感染症対策に効果的とされる手洗いの手順をご紹介しましょう。

 

①水を腕の方までしっかりとつける

②石鹸を多めにつけ、手のひらでこすり合わせるようにして十分に泡立てる

③手の甲、指の間を洗う

④指先や爪の間を手のひらでこすりながら洗う

⑤各指の側面を1本ずつつかみねじるようにして洗う

⑥手首も洗う

⑦洗った順番と同じように流水で十分に洗い流す

出典:厚生労働省HP

 

洗い終わった後、水道の取っ手はペーパータオルやティッシュ等で閉じるようにしましょう。家族でもタオルの共有は避ける方が好ましいです。

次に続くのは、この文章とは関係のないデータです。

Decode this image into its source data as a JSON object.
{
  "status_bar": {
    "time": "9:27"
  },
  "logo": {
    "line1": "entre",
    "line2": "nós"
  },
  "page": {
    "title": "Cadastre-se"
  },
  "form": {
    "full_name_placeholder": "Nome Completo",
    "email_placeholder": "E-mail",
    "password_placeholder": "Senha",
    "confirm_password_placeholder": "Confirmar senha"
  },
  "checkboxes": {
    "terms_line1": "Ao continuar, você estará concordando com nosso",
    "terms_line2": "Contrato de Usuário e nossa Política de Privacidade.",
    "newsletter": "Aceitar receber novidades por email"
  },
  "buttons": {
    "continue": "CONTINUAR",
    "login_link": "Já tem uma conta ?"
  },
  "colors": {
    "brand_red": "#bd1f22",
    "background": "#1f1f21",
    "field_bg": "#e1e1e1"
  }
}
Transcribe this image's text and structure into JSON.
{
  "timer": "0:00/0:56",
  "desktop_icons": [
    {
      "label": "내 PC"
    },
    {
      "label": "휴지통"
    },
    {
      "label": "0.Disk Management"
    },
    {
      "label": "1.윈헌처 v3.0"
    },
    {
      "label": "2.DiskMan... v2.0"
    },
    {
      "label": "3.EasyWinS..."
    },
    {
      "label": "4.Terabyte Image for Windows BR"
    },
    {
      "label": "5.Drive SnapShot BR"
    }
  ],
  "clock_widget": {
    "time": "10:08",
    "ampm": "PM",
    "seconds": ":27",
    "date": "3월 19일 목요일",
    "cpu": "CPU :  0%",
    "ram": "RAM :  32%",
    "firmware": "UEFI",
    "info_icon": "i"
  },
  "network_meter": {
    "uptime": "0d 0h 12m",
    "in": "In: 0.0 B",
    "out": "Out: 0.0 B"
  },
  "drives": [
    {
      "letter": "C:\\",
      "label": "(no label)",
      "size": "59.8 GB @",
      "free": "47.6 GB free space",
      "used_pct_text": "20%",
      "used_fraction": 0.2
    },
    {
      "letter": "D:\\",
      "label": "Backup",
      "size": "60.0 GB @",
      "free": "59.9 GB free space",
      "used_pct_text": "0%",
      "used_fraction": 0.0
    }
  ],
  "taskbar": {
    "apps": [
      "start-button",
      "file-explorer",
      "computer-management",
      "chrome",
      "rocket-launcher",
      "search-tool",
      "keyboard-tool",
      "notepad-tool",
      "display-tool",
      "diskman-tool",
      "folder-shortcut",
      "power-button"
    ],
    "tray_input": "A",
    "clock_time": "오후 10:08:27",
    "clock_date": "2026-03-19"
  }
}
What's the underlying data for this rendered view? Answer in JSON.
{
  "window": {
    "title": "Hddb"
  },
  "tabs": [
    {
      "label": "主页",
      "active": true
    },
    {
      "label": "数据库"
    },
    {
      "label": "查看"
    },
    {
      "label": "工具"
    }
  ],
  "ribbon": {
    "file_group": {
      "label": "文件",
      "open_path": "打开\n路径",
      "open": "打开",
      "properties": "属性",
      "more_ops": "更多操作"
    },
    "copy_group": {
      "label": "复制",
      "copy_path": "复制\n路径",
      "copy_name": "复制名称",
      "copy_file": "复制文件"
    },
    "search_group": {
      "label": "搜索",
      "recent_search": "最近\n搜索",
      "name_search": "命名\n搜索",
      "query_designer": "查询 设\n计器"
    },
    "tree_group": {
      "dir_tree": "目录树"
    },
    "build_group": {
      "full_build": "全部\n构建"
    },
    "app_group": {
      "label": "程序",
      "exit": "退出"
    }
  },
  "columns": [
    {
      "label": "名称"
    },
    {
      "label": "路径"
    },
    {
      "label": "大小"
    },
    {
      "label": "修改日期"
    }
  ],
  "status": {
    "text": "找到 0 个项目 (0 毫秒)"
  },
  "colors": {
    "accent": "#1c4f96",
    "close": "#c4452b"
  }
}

前項でも紹介したとおり、石鹸を使用するのは泡立ててウイルスや菌を物理的に浮かせて洗い流す「除菌」のため。使用するのは殺菌用の石鹸でなくても大丈夫です。

石鹸が手元にない場合は、水だけであってもこのようにしっかりと丁寧に手を洗えば一定の効果があるでしょう。日頃から自分で石鹸を持ち歩くようにすると安心ですね。また手洗いができない状況では、アルコールを60%以上含有する除菌剤を使用することをおすすめします。

 

手荒れにもご注意を

感染症対策で頻繁に手洗いやアルコール消毒を行う機会の増えている今日この頃。手洗いに使う石鹸は、肌にやさしいものを使いたいものです。

手には肌のバリア機能でもある皮脂腺が少なく、乾燥などのダメージを直に受けがちです。皮脂膜に存在して皮膚を守っている常在菌のバランスが乱れると、そこから皮膚トラブルを起こす可能性もあります。

菌やウイルスはしっかり除菌しながら、お肌もいたわるなら、化学物質が一切含まれていない無添加石鹸がおすすめです。無添加石鹸はお肌への影響が少ないため、赤ちゃんからお年寄りまでご家族みんなで安心してお使いいただけます。

 

石鹸の泡パワーを有効に利用して感染症から自分や家族の身を守りましょう。